Wednesday, 25 October 2017

INFOGRAPHICS #26: The major surface combatants of the most powerful European Navies and the attack submarines of Europe today

Written by D-Mitch

Row of Type 209 and Type 214 submarines at the
Hellenic Navy Salamis Naval Base (Jan 31, 2018).
This article includes two infographics. In the first infographic, named The major surface combatants of the most powerful European Navies in 2018, I depict the major surface combatant fleets of the seven (7) most powerful Navies in Europe, those seven navies that historically maintain and develop a strong naval fleet of very advanced warships (a similar article The major surface combatants of the most powerful European Navies in 2030). But what is a surface combatant? According to the Office of Naval Research of the United States Navy, "..surface combatants (or surface ships or surface vessels) are a subset of naval warships which are designed for warfare on the surface of the water, with their own weapons. They are generally ships built to fight other ships, submarines or aircraft, and can carry out several other missions including counter-narcotics operations and maritime interdiction. Their primary purpose is to engage space, air, surface, and submerged targets with weapons deployed from the ship itself, rather than by manned carried craft.". The term is primarily used to mean any modern vessel type that is not a submarine; although a "surface ship" may range in size from a small cutter to a large cruiser, the largest surface combatant today in any Navy.
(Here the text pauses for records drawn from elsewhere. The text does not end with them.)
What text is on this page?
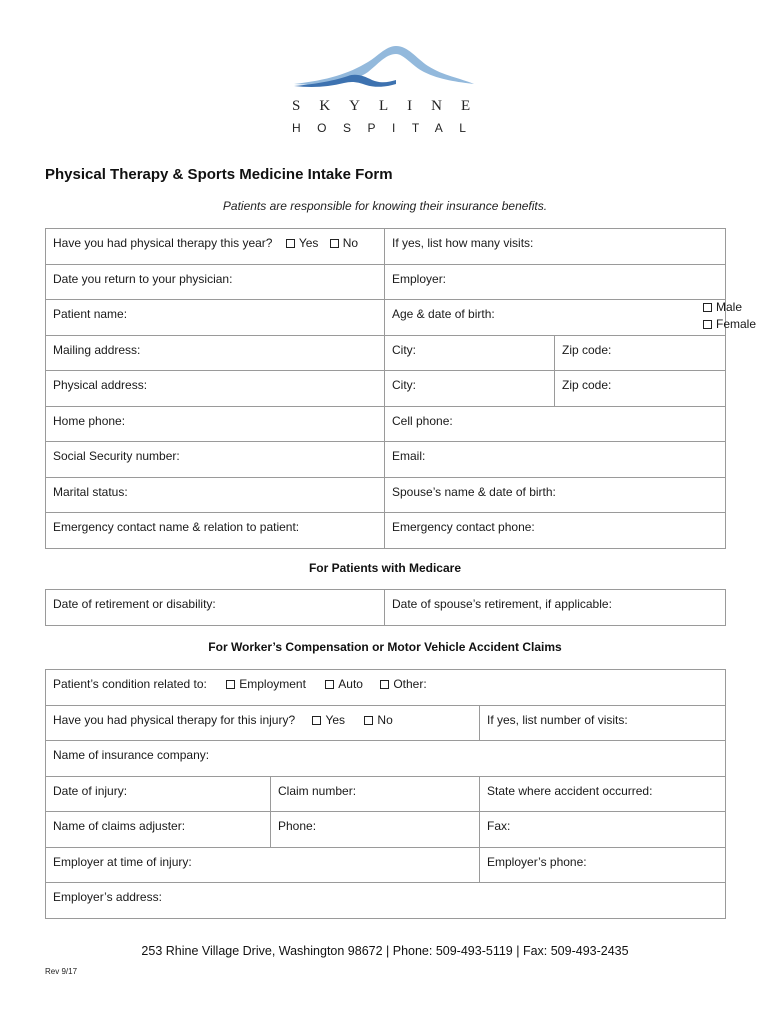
SKYLINE
HOSPITAL
Physical Therapy & Sports Medicine Intake Form
Patients are responsible for knowing their insurance benefits.
Have you had physical therapy this year? Yes No	If yes, list how many visits:	
Date you return to your physician:	Employer:	
Patient name:	Age & date of birth:	
Mailing address:	City:	Zip code:
Physical address:	City:	Zip code:
Home phone:	Cell phone:	
Social Security number:	Email:	
Marital status:	Spouse’s name & date of birth:	
Emergency contact name & relation to patient:	Emergency contact phone:	
Male
Female
For Patients with Medicare
Date of retirement or disability:	Date of spouse’s retirement, if applicable:
For Worker’s Compensation or Motor Vehicle Accident Claims
Patient’s condition related to: Employment Auto Other:		
Have you had physical therapy for this injury? Yes No		If yes, list number of visits:
Name of insurance company:		
Date of injury:	Claim number:	State where accident occurred:
Name of claims adjuster:	Phone:	Fax:
Employer at time of injury:		Employer’s phone:
Employer’s address:		
253 Rhine Village Drive, Washington 98672 | Phone: 509-493-5119 | Fax: 509-493-2435
Rev 9/17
German Navy Baden-W├╝rttemberg and Brandenburg class frigates in formation
Notice that I refer to the major surface combatants that includes the largest surface combatants, battleships and battlecruisers (outdated types of warships, only Russia has two modern ones), cruisers (only few in the world), destroyers and frigates. Corvettes, if any, are excluded from the new graph of 2018 as the majority of them have downgraded to offshore patrol vessels or their equipment is limited (sensors and/or armament) and therefore are suitable only for low-intensity conflicts. This applies for the classes Minerva, Floreal, D'Estienne d'Orves and Descubierta. Moreover, corvette types such as the Braunschweig class of the German Navy (five in commission), are also excluded, because even they carry a heavy armament this is not complete in comparison to a frigate as they lack ASW and point-AAW weapon systems. Other Navies also maintain an impressive amount of fast attack missile boats (FACM) instead of corvettes, therefore it would not be fair to included other types and to exclude others. Consequently, the following graph includes only major surface combatants, frigates and destroyers. Non-surface combatants such as the attack and ballistic missile submarines are excluded. Of course those types of boats can boost dramatically the capabilities of a naval force or even to discourage absolutely any naval battle if one of the naval opponent have a ballistic missile submarine in its inventory.But this is not the case.
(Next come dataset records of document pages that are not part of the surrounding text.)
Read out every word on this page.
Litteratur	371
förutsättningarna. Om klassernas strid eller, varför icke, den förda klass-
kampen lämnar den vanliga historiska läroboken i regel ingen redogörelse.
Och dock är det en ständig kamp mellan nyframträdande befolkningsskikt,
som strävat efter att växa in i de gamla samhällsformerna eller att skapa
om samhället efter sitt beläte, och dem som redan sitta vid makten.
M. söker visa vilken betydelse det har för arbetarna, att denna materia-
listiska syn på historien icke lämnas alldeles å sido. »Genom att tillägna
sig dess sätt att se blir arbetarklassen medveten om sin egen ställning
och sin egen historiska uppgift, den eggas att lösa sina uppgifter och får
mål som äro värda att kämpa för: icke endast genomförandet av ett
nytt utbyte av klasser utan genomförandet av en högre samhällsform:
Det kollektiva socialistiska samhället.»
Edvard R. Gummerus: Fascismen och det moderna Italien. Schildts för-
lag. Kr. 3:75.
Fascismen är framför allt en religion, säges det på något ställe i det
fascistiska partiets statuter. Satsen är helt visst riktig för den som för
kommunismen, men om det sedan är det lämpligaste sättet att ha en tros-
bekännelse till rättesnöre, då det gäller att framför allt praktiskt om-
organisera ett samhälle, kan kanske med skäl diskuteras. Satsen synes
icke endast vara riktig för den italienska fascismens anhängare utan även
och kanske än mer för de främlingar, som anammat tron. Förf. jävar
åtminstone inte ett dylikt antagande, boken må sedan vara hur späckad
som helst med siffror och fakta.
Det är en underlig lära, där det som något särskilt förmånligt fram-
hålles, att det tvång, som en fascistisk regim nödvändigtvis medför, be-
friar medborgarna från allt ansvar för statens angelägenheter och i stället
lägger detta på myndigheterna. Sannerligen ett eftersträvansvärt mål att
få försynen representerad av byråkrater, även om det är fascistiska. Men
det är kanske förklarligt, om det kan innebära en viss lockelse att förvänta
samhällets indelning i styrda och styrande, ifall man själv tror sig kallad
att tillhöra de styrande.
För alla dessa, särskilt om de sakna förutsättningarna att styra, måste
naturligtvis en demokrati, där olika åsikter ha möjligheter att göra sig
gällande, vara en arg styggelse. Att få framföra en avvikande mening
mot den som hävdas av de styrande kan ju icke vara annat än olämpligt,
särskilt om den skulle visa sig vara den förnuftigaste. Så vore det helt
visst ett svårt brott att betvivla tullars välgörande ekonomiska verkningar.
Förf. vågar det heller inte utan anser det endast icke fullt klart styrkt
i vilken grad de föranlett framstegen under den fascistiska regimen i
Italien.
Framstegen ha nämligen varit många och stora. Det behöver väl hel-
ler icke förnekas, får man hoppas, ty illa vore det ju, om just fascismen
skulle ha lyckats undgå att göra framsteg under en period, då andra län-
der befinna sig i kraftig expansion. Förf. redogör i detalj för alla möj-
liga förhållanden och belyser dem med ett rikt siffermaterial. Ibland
The destroyers and frigates of the most powerful European Navies in 2018. For a high resolution image click here.

In the second infographic, named The Attack Submarines of Europe in 2017, I illustrate all the attack submarines that are in active service in Europe right now (and will continue to be part of their Navies until the end of 2017). Please note that the graph highlights those boats that are nuclear-powered (SSN), those that are equipped with Air-Independent Propulsion (AIP) and those that are not active the last years. Nuclear-powered ballistic missile submarines are excluded from this graph. Therefore the four (4) Vanguard class submarines of the Royal Navy (United Kingdom) and the four (4) Triomphant class submarines of Marine Nationale (France) are not illustrated. Only two countries, United Kingdom and France operate nuclear-powered submarines while there are five countries that operate submarines equipped with Air-Independent Propulsion (AIP). The United Kingdom has by far the largest submarines among all the European countries. Romania actually has no submarine as its sole submarine, Delfinul, has been inactive since 1995.

The Attack Submarines of Europe in 2018 (updated). For a high resolution image click here.
Be aware also that the two graphs include only those countries that are located wholly or predominantly in Europe. Thus Turkey, Russia etc. are excluded from the two graphs despite the fact that they are considered European.